Last week I also read a book called the White Castle, by Orhan Pamuk. It’s mostly about a character obsessed with the self, who asks the question why am I what I am? The White Castle is introduced much later in the novel and it’s not really a spoiler to reveal that they never reach it. Perhaps the white castle is a metaphor for the self. We often see ourselves as virtuous, aiming to be good people, but is that an attainable thing? The White Castle for a time paints a man confessing his sins and another disgusted by it, claiming that he would never do something so horribly. It’s interesting because throughout the novel we are told he regularly visits brothels, he regularly does bad things. He sees himself as purer though, as an unreachable white castle.
It’s odd because the character in the White Castle pursues something so madly that he ends up unhappy, despite getting everything he wants he relies that he never really wanted any of it. Instead he found himself after something completely different. He was simply trying to find what it meant to be who we are, are we just a sum part of our actions or are we something more? Signal 30 seems to suggest we are something more. The character has always lied to themself, thinking that they wanted everything they now have, but in the end realise that it simply isn’t true.
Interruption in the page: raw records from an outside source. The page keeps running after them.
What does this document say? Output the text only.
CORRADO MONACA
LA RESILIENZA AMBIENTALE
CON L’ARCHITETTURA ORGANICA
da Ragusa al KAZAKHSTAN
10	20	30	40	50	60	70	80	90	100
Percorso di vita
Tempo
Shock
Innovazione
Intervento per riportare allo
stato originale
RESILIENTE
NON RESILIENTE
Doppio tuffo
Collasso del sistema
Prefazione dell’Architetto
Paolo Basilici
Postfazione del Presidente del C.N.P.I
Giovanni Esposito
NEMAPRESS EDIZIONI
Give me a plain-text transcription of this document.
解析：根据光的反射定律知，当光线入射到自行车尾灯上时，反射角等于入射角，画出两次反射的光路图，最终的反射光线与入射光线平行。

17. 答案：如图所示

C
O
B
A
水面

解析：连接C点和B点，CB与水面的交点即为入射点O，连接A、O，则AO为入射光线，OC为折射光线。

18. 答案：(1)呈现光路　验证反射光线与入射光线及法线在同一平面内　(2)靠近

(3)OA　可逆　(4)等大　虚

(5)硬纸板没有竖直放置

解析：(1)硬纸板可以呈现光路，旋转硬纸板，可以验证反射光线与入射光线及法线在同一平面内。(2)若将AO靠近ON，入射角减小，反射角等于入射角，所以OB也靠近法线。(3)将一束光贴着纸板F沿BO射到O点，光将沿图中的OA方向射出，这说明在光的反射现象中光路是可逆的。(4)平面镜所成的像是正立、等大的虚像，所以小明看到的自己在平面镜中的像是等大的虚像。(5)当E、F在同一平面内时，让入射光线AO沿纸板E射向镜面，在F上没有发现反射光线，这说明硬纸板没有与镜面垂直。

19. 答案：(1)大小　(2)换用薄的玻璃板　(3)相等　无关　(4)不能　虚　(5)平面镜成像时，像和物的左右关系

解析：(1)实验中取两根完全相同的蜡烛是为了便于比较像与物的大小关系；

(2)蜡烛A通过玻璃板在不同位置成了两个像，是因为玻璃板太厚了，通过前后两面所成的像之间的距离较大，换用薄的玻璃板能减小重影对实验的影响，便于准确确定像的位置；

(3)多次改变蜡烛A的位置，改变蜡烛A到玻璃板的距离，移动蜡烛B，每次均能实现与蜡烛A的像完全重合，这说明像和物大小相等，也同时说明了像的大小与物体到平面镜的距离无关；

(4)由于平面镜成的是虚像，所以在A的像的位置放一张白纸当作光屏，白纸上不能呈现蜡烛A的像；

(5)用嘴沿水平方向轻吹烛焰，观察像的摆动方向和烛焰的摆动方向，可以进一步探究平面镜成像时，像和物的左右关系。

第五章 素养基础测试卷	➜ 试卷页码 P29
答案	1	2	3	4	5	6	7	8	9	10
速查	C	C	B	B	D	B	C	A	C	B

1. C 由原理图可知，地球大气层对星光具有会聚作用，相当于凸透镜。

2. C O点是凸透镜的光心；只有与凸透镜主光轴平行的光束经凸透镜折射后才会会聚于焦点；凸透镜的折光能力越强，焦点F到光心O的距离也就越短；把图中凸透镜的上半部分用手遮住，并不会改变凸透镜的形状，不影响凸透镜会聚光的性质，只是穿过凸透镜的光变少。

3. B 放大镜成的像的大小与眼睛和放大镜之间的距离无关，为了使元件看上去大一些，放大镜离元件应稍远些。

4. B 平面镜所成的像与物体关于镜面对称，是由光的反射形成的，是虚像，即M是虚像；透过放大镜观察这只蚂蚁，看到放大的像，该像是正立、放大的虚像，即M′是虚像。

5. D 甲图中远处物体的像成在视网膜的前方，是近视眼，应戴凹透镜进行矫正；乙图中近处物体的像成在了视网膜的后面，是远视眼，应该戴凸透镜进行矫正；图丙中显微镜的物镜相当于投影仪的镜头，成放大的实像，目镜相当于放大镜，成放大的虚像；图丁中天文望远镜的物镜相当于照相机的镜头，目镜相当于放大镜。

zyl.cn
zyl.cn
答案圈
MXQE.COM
We are much more than what our conscious mind lets us think we are.
Finally, I stumbled upon a video on YouTube today by a man named David Boyle. He’s a conspiracy theorist who believes in some very weird and strange things. What struck me was the question of how he has got there. He says he has studied thousands of works and consulted thousands of sources but he rejects pretty much every proven theory, from science to history, which has ever been accepted by their respective communities. I couldn’t help but be fascinated by the thought. How could someone who obviously have intelligence come with, to be frank, ridiculous notions based on nothing more than the wildest speculation? Yes, the world has its mysteries but, if you watch his videos, what he offers is madness.
Anyway, it got me wondering about how we end up where we are. It would be quite a good story to tell how a man ends up rejecting everything our world is based on but try and do it in a believable way. I suppose the only problem with that is what if you actually manage to convince someone? If you succeed in making it believable you probably would. Anyway, I suppose the ultimate question is always what has made me, me? What decisions led me to here? Were they the right ones? And, perhaps most importantly of all, is it what I truly want?